Después de la elección del Papa Francisco, se puede deducir
que Ratzinger estaba influyendo en la
curia al denunciar las luchas intestinas ya demasiado evidentes en el Vaticano.
Su influencia revelando los recelos y los distintos intereses pugnando desde centros
de poder confrontados, ha sido decisiva para la elección de un pontífice que
ejercerá un arbitraje necesario en lo que pretenderá ser una profunda remodelación de la Iglesia.
Estando en liza la credibilidad de una Iglesia seriamente
cuestionada por los numerosos escándalos que afloran más allá del designio de
lo espiritual, la elección de Jorge Mario Bergoglio, el único jesuita nombrado
Papa, es una declaración de intenciones que pretende paliar los daños
provocados a la imagen del Vaticano.

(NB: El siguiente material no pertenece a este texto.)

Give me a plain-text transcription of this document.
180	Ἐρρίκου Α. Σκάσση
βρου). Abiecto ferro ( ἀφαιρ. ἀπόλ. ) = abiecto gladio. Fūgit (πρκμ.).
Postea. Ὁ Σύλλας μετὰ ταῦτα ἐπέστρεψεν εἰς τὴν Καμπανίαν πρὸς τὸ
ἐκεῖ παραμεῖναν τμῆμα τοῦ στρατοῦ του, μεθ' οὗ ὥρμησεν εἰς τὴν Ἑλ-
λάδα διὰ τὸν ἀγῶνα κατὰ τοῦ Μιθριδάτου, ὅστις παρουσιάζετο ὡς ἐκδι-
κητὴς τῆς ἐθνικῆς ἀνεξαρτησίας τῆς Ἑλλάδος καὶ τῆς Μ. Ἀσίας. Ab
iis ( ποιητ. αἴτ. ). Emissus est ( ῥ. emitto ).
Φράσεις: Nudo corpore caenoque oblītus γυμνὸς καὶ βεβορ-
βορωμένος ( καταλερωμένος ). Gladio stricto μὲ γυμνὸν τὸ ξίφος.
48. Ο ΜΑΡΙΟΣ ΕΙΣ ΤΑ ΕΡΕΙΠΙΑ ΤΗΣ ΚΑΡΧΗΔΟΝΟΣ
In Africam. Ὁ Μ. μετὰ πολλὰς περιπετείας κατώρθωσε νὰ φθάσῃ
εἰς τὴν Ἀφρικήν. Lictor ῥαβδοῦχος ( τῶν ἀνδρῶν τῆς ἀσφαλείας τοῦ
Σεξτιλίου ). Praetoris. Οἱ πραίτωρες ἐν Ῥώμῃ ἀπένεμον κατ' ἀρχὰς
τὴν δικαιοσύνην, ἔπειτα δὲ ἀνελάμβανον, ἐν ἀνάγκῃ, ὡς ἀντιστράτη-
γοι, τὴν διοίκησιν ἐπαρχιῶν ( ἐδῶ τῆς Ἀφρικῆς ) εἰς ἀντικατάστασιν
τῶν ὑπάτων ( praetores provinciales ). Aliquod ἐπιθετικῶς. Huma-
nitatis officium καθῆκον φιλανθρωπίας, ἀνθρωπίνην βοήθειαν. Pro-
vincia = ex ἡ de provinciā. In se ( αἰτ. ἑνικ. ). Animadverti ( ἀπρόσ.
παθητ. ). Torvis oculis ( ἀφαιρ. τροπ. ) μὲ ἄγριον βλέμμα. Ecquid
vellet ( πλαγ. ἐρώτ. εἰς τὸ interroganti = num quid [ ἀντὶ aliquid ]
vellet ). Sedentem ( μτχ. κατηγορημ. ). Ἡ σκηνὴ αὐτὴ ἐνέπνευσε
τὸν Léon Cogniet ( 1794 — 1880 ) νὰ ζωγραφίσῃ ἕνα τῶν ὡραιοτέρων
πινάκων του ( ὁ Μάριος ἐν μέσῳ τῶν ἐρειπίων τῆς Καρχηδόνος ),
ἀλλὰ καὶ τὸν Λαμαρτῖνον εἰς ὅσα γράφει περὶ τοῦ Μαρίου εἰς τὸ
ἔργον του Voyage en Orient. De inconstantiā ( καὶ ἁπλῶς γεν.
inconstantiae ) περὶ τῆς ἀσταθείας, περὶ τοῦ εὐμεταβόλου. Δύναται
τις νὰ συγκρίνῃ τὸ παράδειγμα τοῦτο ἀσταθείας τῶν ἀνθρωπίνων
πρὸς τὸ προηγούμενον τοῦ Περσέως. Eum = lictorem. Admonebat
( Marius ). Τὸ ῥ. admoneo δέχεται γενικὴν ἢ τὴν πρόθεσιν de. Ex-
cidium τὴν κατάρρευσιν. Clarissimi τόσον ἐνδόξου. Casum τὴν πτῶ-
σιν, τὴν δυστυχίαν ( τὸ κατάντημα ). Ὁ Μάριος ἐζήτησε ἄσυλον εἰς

Es significativo que sea un hombre que no pertenece a esos centros de
poder, figurando por sí mismo con la impronta jesuita reconocible por su celo
crítico y disciplinar tan necesarios hoy en día.
Parece que ha prevalecido un consenso que busca salvaguardar
los preceptos de una religión que representa a mil millones de fieles, que el
abierto pulso agotador que terminó con las resistencias de Benedicto XVI en el
hartazgo de esa visceralidad encubierta, completamente enraizada por ambiciones
económicas y de influencia harto embarazosas con la fe en crisis y los
sacerdotes en entredicho.
Un nombramiento sorpresa que pretende una transición, un
remanso de paz después de los conflictos internos; una imagen de un Santo Padre
acorde a lo que se espera de una devoción católica ante seguidores leales a
quienes el ejemplo espiritual les obliga a restablecer sus creencias en la Iglesia
humana como reflejo de la voluntad divina.

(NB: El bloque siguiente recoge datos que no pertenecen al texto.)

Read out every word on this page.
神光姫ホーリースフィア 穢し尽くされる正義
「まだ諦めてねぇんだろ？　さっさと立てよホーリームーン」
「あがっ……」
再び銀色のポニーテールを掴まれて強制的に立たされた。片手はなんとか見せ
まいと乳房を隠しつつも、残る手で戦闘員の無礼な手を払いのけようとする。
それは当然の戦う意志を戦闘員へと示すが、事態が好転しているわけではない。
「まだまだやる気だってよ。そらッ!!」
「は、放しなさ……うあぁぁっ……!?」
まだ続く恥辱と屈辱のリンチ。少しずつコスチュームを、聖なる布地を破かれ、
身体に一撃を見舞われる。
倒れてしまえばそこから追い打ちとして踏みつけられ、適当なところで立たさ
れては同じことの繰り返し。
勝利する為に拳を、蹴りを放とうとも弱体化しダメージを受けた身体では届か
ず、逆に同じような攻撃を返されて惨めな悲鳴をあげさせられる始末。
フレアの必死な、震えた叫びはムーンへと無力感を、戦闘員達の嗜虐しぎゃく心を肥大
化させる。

Un jesuita como árbitro de contiendas es un lenitivo para el
perjuicio causado por las ambiciones desatadas en Roma. Una elección que
significa un brazo a torcer por parte de quienes lidiaban intereses, al menos
por conseguir el papado. Quizá Ratzinger previó la encarnizada lucha de poder y dando
la voz de alarma pública mitigó los protagonismos al descubierto que hubieran
sido demasiado reveladores de las rencillas existentes en el Estado de la Ciudad del Vaticano.
Pese al nuevo nombramiento, es de sospechar que las espadas
siguen en alto. En el cónclave no se vota por simpatías y son consideradas las
estrategias para tomar rumbos marcados por el carácter de un nuevo Papa,
siempre afín en antecedentes a la obra apostólica que después desempeña en el
mundo. A Bergoglio le han elegido los mismos que conspiraban cuando
estaba todavía Benedicto XVI. Cambia el Papa, pero no la situación denunciada
por Ratzinger.
Los Jesuitas estaban en horas bajas siendo una orden con poca
influencia en lo que se había considerado un inevitable declive. Cabría
preguntarse por qué se ha elegido Papa
por primera vez en la Historia a un
jesuita, cuando los grandes centros de poder vaticano están a la gresca más
públicamente que nunca.
El Papa Francisco es la elección de una paz aparente y un
apostolado dirigido al 40% de católicos de la América latina. Mientras el nuevo
pontífice se organiza, seguramente los
conflictos sigan existiendo por no perder terreno con lo ganado. El nuevo Papa
se supone que habrá de poner orden pero es previsible que encuentre más fidelidad
en el mundo que dentro de los muros de la Basílica de San Pedro. El Vaticano,
pese a las apariencias de orden convenido, está desbocado.